クロム は、非常に強力な着色剤であり、暗緑色から高濃度で黒色を呈する[ 5] 。酸化スズとヒ素をともに加えるとエメラルドグリーン色となる。溶解度以上の酸化クロムを混ぜ、冷却中に酸化クロム(III) の平行プレートを大きく形成させるとアベンチュリン効果 (英語版 ) をもったクロムアベンチュリン が出来る。
有毒のカドミウム は硫黄と共に添加すると硫化カドミウムを形成し濃い黄色を呈する。これは釉薬に使用される。セレンと硫黄と共に添加すると明るい赤とオレンジの色合いとなる[ 6] 。
チタン を添加すると、黄褐色のガラスが得られる。ごく少量使用すると、他の着色剤を強化し、明るく発色させる。
ウラン (0.1〜2%)を加えると、蛍光イエロー、または蛍光グリーンのガラスが得られる[ 7] 。鉛の濃度が高い鉛ガラスに使用すると濃い赤色となる。通常使用する分には、放射線は問題にならないが、やすりなどで削った粉末を体内に取り入れると発がんリスクが高まる。
ジジミウム はUVフィルターで使用される緑色またはライラックレッドとなる[ 6] 。
ストライキングガラス
セレン の粉末は、ごく少量でガラスの脱色に使われる。高濃度で使用するとピンクと赤色となる重要な試薬である。カドミウム硫化物と一緒に使用すると、「Selenium Ruby」として知られる明るい赤色となる[ 8] 。
純粋な金属銅は、非常に暗い赤色の不透明なガラスを生成し、ルビー色のガラスの製造において金の代わりに使用されることがある。

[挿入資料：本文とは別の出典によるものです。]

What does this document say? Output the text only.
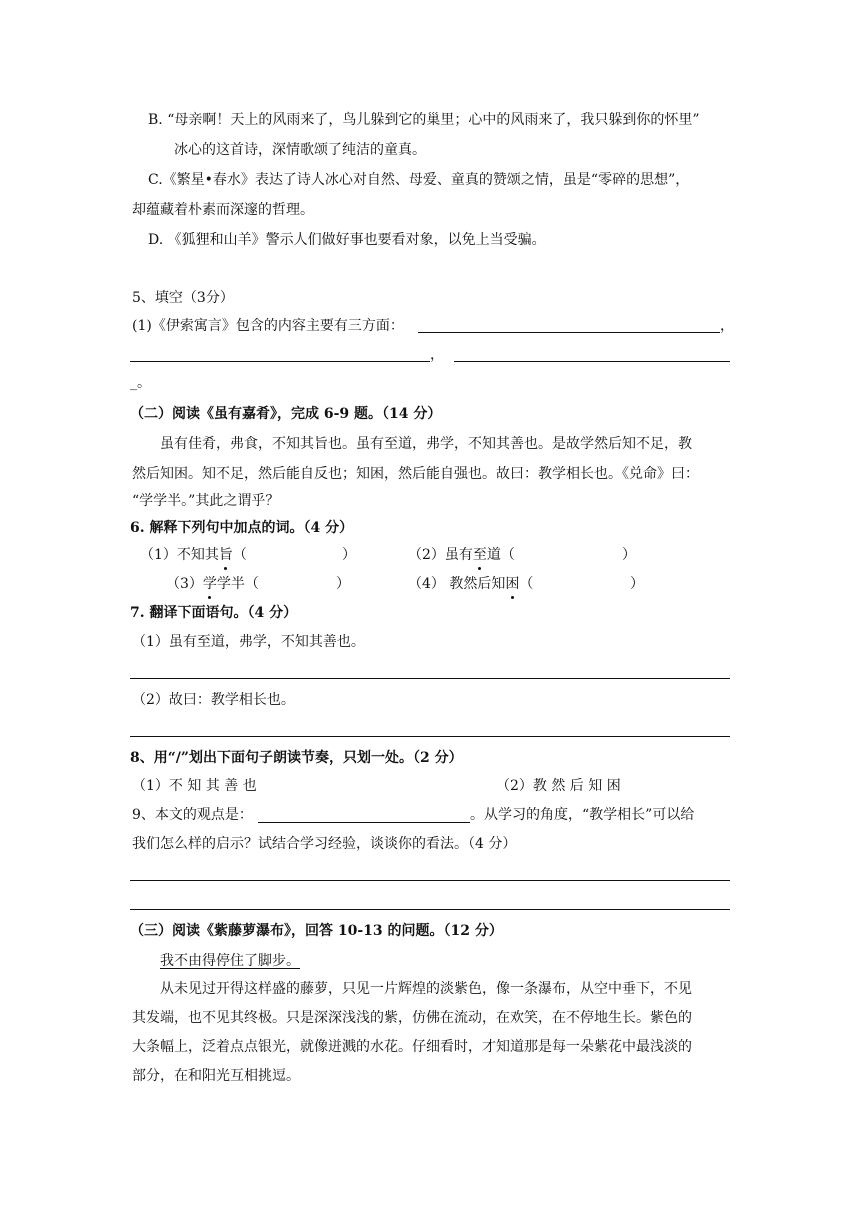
B. “母亲啊！天上的风雨来了，鸟儿躲到它的巢里；心中的风雨来了，我只躲到你的怀里”
冰心的这首诗，深情歌颂了纯洁的童真。
C.《繁星•春水》表达了诗人冰心对自然、母爱、童真的赞颂之情，虽是“零碎的思想”，
却蕴藏着朴素而深邃的哲理。
D. 《狐狸和山羊》警示人们做好事也要看对象，以免上当受骗。
5、填空（3分）
(1)《伊索寓言》包含的内容主要有三方面：	，
，
_。
（二）阅读《虽有嘉肴》，完成 6-9 题。（14 分）
虽有佳肴，弗食，不知其旨也。虽有至道，弗学，不知其善也。是故学然后知不足，教
然后知困。知不足，然后能自反也；知困，然后能自强也。故曰：教学相长也。《兑命》曰：
“学学半。”其此之谓乎？
6. 解释下列句中加点的词。（4 分）
（1）不知其旨（	）	（2）虽有至道（	）
（3）学学半（	）	（4） 教然后知困（	）
7. 翻译下面语句。（4 分）
（1）虽有至道，弗学，不知其善也。
（2）故曰：教学相长也。
8、用“/”划出下面句子朗读节奏，只划一处。（2 分）
（1）不 知 其 善 也	（2）教 然 后 知 困
9、本文的观点是：	。从学习的角度，“教学相长”可以给
我们怎么样的启示？试结合学习经验，谈谈你的看法。（4 分）
（三）阅读《紫藤萝瀑布》，回答 10-13 的问题。（12 分）
我不由得停住了脚步。
从未见过开得这样盛的藤萝，只见一片辉煌的淡紫色，像一条瀑布，从空中垂下，不见
其发端，也不见其终极。只是深深浅浅的紫，仿佛在流动，在欢笑，在不停地生长。紫色的
大条幅上，泛着点点银光，就像迸溅的水花。仔细看时，才知道那是每一朵紫花中最浅淡的
部分，在和阳光互相挑逗。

非常に低い濃度(約0.001%または10ppm)の金属の金は、「Ruby Gold」と呼ばれる強烈なルビー色のガラスを生成するが、濃度が低いほど赤色が薄くなる。薄い物は「クランベリーガラス 」と呼ばれる。これらの色は、金粒子のサイズと分散によって引き起こされる。通常のルビーゴールドガラスは、スズを添加した鉛ガラスである。
硝酸銀やハロゲン化銀のような銀化合物は、赤色から黄色の範囲の色を生成することができる。加熱から冷却までの工程によって、著しく色が変化する。